Over at the El Moore, a sustainable urban living project now under construction in Detroit at the corner of 2nd Avenue and West Alexandrine, we are also re-building a community.
In his 2009 book, Community: The Structure of Belonging, Peter Block describes the plight of many of today’s communities: fragmented, trapped in dysfunctional and outdated paradigms of marginalization of residents, broken or nonexistent social services, and reduced senses of “neighborhood”. As the community that is the City of Detroit reinvents itself yet again, there many in the City who are lamenting what they perceive as a concentration on just a few neighborhoods or areas, such as Downtown, Midtown, and Corktown, while all of the other Detroit neighborhoods are being neglected by the “powers that be”.
Block contends that neighborhoods seeking to be part of a healthy community can transform themselves, rather than waiting for someone to come in and “save” them. Block recommends that neighborhoods do a major paradigm shift from considering themselves to have deficiencies, to acknowledging and building upon the possibilities and gifts that already exist.

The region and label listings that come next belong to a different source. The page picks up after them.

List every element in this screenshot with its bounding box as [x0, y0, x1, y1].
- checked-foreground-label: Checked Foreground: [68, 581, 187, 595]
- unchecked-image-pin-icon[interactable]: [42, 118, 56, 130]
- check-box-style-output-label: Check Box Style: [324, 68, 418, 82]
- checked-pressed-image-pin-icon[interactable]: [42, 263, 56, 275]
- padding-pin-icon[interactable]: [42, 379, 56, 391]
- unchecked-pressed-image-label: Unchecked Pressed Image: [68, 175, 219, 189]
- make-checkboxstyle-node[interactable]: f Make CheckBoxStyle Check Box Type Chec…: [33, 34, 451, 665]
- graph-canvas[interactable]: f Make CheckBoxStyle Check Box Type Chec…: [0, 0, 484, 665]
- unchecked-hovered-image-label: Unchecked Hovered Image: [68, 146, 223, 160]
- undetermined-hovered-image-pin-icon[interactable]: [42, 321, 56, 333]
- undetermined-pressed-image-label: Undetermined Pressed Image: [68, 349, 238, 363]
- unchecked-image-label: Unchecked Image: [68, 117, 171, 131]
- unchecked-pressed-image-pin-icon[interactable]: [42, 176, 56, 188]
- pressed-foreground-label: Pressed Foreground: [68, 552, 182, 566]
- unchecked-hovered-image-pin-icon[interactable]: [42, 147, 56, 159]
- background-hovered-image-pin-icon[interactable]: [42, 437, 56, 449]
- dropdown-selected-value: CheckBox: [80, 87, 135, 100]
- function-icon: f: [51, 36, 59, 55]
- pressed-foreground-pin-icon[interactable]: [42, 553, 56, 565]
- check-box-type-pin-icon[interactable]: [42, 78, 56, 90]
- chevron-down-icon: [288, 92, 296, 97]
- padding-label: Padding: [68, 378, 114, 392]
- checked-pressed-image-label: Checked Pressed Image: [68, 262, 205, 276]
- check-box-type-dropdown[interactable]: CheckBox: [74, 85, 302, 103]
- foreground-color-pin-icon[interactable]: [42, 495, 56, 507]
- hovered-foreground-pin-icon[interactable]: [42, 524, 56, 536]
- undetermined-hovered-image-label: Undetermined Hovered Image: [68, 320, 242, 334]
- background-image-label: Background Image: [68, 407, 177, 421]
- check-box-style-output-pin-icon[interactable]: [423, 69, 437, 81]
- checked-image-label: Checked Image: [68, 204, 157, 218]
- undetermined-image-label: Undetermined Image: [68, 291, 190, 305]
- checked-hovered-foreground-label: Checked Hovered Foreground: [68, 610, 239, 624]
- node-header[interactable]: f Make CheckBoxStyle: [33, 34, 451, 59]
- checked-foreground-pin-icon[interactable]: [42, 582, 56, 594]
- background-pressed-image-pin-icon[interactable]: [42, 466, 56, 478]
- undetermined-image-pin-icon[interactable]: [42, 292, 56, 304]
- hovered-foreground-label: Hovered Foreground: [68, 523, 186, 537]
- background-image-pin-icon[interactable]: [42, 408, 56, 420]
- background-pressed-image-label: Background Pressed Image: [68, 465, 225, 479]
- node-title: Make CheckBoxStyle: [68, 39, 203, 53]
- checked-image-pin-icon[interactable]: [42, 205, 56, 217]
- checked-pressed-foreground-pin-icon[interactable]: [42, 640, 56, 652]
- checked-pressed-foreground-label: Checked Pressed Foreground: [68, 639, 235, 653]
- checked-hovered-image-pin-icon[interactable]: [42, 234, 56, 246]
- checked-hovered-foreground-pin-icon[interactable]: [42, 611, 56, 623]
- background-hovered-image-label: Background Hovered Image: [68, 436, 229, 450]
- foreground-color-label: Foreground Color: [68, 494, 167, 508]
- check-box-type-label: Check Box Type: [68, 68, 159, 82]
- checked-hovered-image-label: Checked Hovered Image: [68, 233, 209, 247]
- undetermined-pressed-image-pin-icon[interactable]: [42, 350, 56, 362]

Block describes how communities that are successfully building or rebuilding vibrant neighborhoods with enhanced qualities of life begin by asking what he calls “powerful questions”, questions that intimately engage people, confront people with their own freedom, and invite people to co-create a future with possibility. Powerful questions have three qualities:
1) They are ambiguous, requiring each person asked to bring his or her own personal meaning to the answer.
2) They are personal and create space for passion, commitment, and connections with others.
3) They evoke anxiety that in turn helps people to confront that which makes them anxious about the past or the present and in turn give people the “edge” necessary for positive change.
The process of community building in Detroit must begin with conversations, not commands, conversations with the communities that will be rebuilt and redeveloped and that will work for all.
What questions are being asked in your neighborhood? Do the answers eventually lead to a neighborhood that provides hospitality and generosity instead of isolation?